Увы, но всех своих отпрысков ему приходилось убивать. Несомненно, это печалило большинство его жен и любовниц. Однако Каллор был не жесток, вовсе нет. Он не ждал, а сразу же отрывал уродливых младенцев от матерей, стоило им покинуть утробу, – это ли не сострадание? Никто не привязывается к мертвым, даже мать.

Привязанности… Вот уж на что трата времени, более того – слабость. Хочешь править империей, а тем паче сотней империй, будь беспристрастен. Из всего нужно уметь извлекать пользу, переделывать под свои прихоти. Каллор любил начинать монументальные стройки, призванные увековечить его правление. Однако мало кто понимал, что затевалось это не ради результата, а чтобы еще раз продемонстрировать полный контроль над жизнью, верностью и усилиями народа. Стройки длились десятилетиями, рабы трудились над ними каждый день, поколения сменяли друг друга – и все равно никто не видел главного: что Каллор просто вытягивает из своих подданных смертную жизнь, год за годом, себе на потеху. Любой, у кого есть хоть толика здравого смысла, ужаснулся бы подобной жестокой несправедливости.

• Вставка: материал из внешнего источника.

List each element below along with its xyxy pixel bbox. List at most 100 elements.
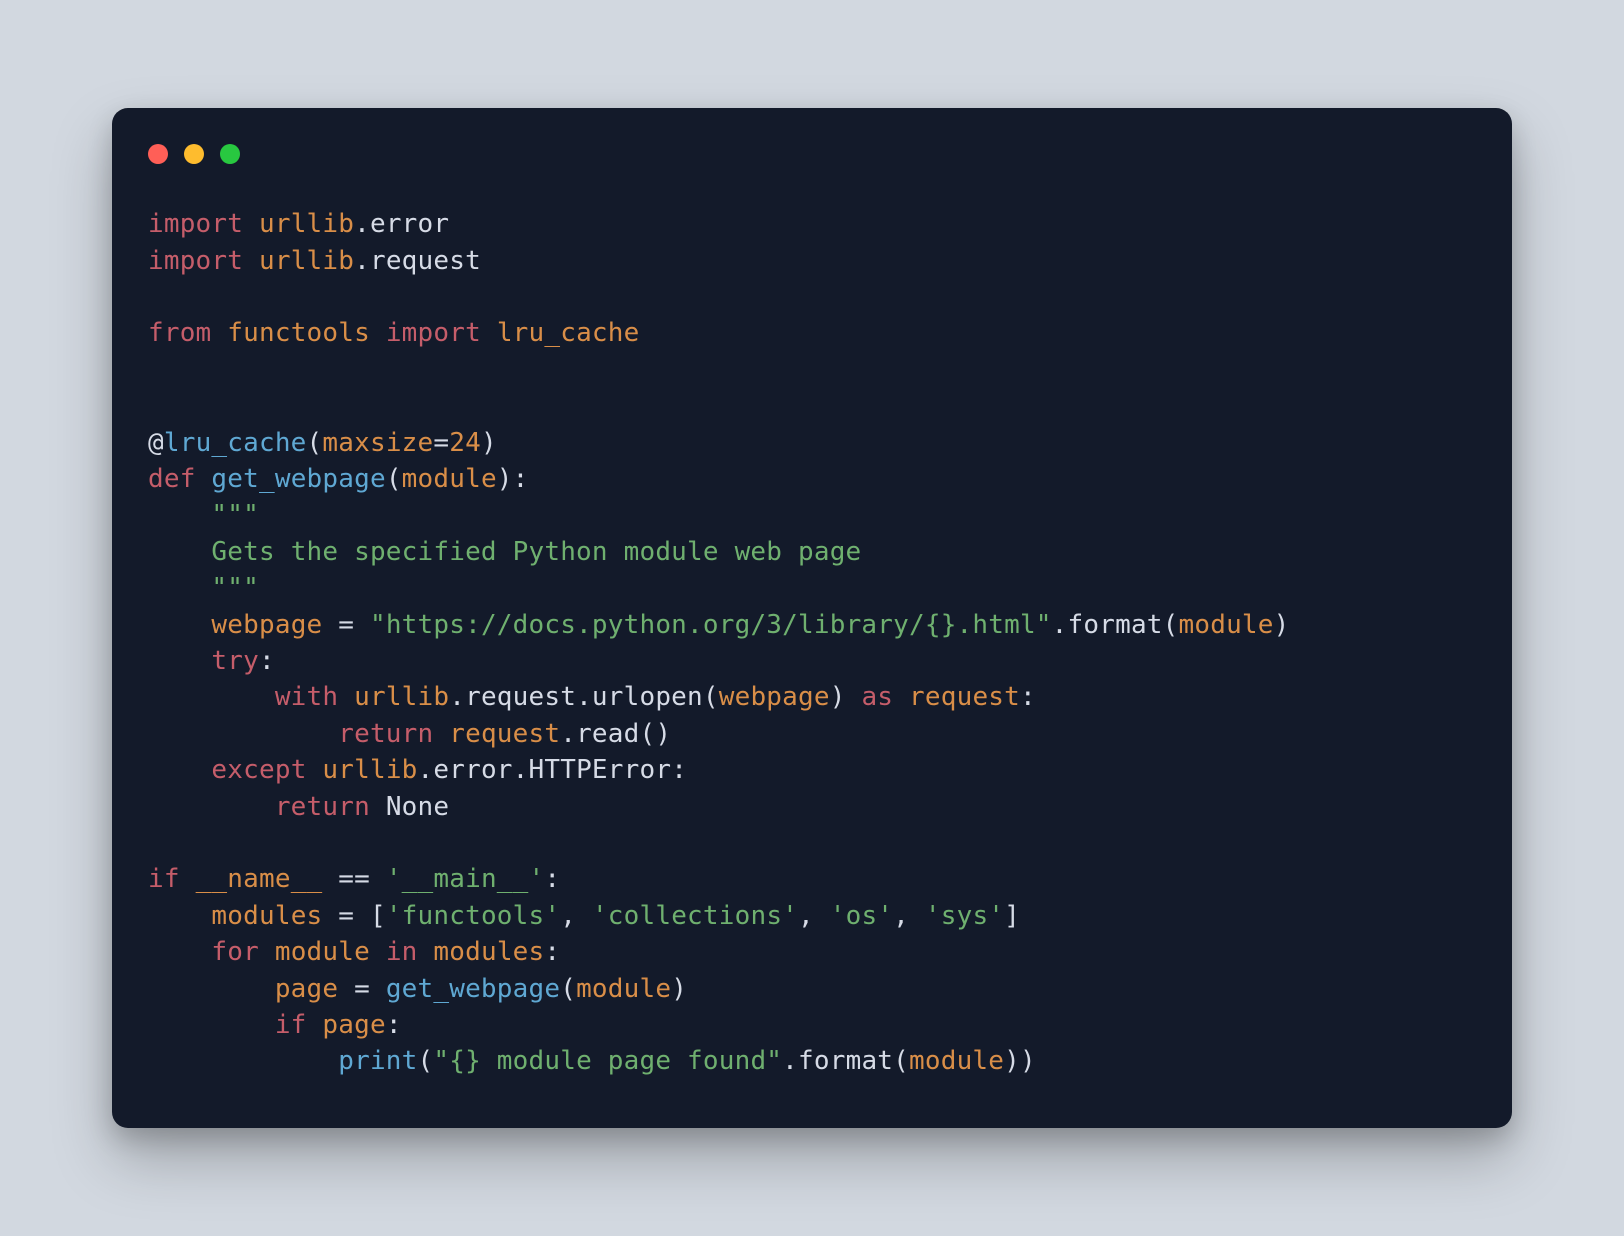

В этом-то, по мнению Каллора, крылась подлинная загадка цивилизации, и за все время он так и не приблизился к разгадке. Чем объяснить готовность вполне разумных (ну, в какой-то степени) людей добровольно отдавать значительную долю своей и без того короткой жизни в услужение другому? Ради чего? Ах да, ради безопасности. Стабильности. Ведь что нужно человеку: крыша над головой, еда на столе и любимый отпрыск, которому суждено повторить родительский путь. Но неужели это равноценный обмен?

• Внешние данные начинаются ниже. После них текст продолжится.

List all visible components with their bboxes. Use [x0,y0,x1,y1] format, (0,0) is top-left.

Каллор на такое нипочем бы не согласился. С самого начала он дал себе слово, что никто не получит ни капли его жизни. Он не станет служить никому, ни пальцем не пошевелит ради возвеличивания или обогащения какого-нибудь болвана, вообразившего, будто осыпает своих подданных благодатью, будто служить ему – привилегия! Боги, что за спесь! Ложь, упивающаяся своей наглостью и безнаказанностью!

Сколько обычаев и правил было изобретено, дабы увековечить верховенство «избранных» над большинством! И правила эти отстаиваются до смерти (причем чаще всего до смерти большинства, а не избранных), защищаются войнами и законами, угрозами и жестокой карой… Вот это были деньки! Как он купался тогда в безнаказанности!

Он никогда не станет одним из множества. Снова и снова он доказывал это, а потом еще и еще раз. И продолжит доказывать впредь.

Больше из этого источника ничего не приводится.